Dear, it does not lessen my desire to go and see you, which I shall put into execution. I am working night and day to arrange my affairs here, and make a purse for my journey. You will see me, some fine day, landing on that charming bridge.
This is only a little line to tell you that my eyes will be forever on your windows, on the columns of your peristyle, and, while examining my ideas, I shall be walking on that lawn.
"Le Curé de village" will be out in a few days; "Les Mémoires de deux jeunes Mariées" are nearly finished. My lawyer, a man of admirable character, maintains my debt by legal process [maintient ma dette par la procédure]. I shall give two plays and a quantity of articles. I shall leave my proofs to be corrected by friends in my absence, for a dozen volumes will be re-issued during my travels.
Perhaps I shall come to you an Academician; but certainly with the satisfaction of having published "Le Curé de village," which is one of the stones of my pediment.
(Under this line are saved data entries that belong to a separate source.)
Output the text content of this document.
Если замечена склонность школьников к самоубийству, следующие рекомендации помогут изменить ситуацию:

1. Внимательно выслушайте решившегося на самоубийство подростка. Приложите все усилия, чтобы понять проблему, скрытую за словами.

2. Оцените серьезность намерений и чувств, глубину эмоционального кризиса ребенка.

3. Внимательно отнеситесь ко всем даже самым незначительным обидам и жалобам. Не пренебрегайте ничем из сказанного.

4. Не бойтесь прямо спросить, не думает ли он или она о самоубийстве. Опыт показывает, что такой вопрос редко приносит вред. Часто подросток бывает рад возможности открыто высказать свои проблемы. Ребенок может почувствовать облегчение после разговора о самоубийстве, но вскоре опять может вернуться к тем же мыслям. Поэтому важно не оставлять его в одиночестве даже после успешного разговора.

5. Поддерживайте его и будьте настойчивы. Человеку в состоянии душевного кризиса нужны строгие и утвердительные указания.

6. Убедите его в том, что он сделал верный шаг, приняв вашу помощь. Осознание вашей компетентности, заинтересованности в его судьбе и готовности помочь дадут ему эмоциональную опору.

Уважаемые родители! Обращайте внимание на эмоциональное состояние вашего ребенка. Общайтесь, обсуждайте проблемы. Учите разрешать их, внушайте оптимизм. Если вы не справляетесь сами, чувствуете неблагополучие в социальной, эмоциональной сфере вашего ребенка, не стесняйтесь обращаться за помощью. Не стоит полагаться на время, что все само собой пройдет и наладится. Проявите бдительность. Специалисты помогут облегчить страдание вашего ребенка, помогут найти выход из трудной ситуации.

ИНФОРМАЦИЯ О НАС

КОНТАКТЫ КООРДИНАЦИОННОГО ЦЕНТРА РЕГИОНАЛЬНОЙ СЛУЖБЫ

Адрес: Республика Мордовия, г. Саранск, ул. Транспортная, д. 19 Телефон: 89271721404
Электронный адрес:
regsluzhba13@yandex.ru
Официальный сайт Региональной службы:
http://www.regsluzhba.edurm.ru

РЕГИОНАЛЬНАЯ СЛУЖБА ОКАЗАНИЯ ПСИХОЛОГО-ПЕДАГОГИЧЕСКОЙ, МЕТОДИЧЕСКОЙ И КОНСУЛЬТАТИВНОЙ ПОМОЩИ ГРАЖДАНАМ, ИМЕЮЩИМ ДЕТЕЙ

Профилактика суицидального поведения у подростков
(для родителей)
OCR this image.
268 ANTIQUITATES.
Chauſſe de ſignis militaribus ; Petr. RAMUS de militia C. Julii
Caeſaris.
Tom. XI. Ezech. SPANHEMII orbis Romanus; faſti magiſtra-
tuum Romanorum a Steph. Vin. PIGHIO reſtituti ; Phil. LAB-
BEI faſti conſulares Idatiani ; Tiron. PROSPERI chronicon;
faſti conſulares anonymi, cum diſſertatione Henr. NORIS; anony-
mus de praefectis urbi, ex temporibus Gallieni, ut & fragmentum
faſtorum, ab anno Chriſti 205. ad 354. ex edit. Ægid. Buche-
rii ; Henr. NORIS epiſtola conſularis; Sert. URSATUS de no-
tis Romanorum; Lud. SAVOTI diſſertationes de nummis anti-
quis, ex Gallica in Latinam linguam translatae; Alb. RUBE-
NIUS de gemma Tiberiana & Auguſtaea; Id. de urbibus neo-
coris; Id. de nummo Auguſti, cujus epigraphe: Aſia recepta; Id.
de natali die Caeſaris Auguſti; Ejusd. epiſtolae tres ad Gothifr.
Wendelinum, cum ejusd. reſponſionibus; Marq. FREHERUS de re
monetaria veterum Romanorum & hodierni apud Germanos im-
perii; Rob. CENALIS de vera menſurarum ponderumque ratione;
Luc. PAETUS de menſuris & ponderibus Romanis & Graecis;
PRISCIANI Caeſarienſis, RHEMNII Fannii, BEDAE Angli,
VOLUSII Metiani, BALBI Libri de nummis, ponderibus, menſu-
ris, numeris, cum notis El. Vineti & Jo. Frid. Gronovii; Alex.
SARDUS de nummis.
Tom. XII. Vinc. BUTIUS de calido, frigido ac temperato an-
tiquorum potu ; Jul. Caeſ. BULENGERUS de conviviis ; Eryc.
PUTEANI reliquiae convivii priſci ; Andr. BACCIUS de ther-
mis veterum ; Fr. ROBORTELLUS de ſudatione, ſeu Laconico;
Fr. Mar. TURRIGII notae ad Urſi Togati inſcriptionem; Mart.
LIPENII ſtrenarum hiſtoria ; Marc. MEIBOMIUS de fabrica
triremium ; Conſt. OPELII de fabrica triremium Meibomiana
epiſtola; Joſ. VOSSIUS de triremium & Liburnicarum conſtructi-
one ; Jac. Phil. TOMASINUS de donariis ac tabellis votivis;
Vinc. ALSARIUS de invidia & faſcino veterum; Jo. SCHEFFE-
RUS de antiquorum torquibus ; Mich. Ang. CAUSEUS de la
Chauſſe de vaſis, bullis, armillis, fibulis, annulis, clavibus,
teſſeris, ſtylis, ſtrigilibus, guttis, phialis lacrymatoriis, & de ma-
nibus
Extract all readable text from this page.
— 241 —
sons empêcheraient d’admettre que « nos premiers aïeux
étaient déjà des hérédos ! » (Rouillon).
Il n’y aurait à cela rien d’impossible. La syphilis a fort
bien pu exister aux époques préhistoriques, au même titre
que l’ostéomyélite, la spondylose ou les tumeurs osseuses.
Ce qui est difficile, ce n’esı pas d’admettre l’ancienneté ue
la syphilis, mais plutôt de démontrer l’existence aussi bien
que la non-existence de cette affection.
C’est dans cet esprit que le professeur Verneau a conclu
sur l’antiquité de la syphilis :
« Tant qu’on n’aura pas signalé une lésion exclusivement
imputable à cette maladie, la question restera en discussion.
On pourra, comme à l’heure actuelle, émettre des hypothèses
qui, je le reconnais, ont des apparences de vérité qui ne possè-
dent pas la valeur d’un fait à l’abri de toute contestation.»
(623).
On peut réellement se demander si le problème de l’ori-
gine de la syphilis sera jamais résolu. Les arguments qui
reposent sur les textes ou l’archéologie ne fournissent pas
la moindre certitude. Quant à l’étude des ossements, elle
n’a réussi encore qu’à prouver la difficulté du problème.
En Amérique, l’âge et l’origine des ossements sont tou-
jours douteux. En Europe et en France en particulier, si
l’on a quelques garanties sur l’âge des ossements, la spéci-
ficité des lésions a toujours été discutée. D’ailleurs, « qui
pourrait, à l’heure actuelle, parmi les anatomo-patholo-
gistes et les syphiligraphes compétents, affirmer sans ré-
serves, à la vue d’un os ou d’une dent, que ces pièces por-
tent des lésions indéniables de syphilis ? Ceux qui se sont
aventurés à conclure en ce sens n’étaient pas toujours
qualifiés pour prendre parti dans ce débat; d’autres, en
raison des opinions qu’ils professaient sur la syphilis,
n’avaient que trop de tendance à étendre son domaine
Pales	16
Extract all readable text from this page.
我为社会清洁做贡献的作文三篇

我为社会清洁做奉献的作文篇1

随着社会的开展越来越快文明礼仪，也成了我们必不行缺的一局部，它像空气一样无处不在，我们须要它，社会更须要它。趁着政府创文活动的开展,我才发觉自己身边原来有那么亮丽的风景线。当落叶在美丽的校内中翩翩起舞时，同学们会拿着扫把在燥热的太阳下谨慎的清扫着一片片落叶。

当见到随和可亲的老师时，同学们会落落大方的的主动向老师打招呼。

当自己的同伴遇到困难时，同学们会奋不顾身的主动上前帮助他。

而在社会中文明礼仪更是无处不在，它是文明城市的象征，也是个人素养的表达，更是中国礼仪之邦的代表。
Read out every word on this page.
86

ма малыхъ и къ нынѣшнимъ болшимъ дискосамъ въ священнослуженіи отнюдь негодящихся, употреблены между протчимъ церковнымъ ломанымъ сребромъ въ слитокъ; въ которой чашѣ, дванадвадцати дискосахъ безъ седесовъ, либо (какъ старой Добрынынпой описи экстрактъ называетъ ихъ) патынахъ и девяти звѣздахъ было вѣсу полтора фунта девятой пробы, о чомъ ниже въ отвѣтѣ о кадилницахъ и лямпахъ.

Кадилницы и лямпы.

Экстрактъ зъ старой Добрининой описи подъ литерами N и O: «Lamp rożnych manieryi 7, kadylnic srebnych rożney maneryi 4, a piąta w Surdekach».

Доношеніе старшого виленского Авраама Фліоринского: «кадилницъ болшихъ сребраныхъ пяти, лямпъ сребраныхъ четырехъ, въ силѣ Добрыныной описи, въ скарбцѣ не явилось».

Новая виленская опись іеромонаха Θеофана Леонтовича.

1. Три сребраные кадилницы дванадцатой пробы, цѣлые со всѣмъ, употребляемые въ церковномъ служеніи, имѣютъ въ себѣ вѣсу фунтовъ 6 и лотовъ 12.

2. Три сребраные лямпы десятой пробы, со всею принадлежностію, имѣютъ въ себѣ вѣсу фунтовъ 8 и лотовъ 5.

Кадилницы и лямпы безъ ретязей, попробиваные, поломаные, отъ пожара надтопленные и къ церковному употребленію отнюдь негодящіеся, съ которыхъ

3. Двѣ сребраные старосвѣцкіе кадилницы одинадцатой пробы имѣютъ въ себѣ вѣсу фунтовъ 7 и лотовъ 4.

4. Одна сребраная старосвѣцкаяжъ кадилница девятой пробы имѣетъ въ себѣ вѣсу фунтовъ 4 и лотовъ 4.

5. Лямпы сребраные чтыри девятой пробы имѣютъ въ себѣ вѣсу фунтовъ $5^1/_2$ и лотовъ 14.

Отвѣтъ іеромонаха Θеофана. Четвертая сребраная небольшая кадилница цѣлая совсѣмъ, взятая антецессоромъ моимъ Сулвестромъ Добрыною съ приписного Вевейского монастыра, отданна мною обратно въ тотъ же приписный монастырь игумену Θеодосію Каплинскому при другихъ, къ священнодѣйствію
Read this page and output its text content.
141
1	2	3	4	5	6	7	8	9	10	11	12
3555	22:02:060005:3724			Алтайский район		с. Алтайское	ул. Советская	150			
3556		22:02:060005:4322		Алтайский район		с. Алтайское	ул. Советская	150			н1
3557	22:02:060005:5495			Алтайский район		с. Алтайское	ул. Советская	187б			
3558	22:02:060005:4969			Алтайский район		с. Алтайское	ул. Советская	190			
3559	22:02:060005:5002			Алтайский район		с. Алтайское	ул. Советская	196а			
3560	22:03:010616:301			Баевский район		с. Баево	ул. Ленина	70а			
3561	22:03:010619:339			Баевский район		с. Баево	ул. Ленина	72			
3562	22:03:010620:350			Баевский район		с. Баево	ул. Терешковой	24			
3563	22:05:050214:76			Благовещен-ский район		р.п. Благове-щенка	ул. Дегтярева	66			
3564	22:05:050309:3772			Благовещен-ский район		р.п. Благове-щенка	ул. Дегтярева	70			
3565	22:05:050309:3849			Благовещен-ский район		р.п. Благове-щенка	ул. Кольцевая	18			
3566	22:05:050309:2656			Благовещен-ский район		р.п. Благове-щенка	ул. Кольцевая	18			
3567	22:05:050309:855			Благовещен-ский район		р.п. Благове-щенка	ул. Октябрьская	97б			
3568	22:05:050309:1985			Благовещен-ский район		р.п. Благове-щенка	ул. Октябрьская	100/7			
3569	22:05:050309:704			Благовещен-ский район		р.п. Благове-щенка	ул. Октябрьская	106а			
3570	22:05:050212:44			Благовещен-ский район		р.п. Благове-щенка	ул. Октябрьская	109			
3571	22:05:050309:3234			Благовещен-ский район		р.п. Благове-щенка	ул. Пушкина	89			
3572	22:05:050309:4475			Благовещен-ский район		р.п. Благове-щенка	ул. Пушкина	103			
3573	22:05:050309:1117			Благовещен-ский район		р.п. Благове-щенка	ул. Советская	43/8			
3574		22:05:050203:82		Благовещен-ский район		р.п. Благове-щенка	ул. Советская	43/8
I shall bring that work with me. I would like to know to whom I shall address myself to avoid all annoyance at the frontier regarding my manuscripts. Do you think I ought to write to Saint Petersburg, or will a few words from Pablen, your ambassador, suffice? I should like to obtain information about this because I would then bring you my manuscripts.
When I saw your cage, it seemed to me it was mine, and I ought to be living in it. You have made me very happy, and you must have had a presentiment of my pleasure when you asked me so often if the picture had arrived.
Yesterday, December 15, one hundred thousand persons were in the Champs Élysées. A thing happened that would make one believe that natural effects had intentions: at the moment when the body of Napoleon entered the Invalides, a rainbow formed above that building. Victor Hugo has written a sublime poem, an ode, on the return of the Emperor. From Havre to Pecq both banks of the Seine were black with people, and all those populations knelt as the boat passed them. It was more grand than the Roman Triumphs, he was recognizable in his coffin; the flesh was white; the hand speaking. He is the man of prestige to the last; and Paris is the city of miracles. In five days one hundred and twenty statues were made, seven or eight of them very fine, also one hundred triumphal columns, urns twenty feet high, and tiers of seats for a hundred thousand spectators. The Invalides was draped in violet velvet powdered with bees. My upholsterer said to me, to explain the thing: "Monsieur, in such cases, all the world upholsters."[1]
Well, adieu. I work, and every hour lost delays my journey. I send you to-day the most precious of autographs, for Frédérick Lemaître never writes a line; he is as great as Talma.
All tender and gracious homage. My regards and remembrances to those about you. You ought by this time to have "Pierrette" complete.
[1] This relates to the return of Napoleon's body from Saint Helena. The translator of this volume was present. The Champs Élysées from the Arc de Triomphe to the Place de la Concorde were lined with those statues, between which were the urns, filled with burning incense. As the catafalque (all gold, and draped with violet gauze) paused beneath the Arch, the populace fell on their knees, believing that Napoleon would rise from the dead. The remnant of the Old Guard followed him on foot. The weather was so terribly cold that fifteen hundred persons were said to have died of it; three hundred of them English.—-TR.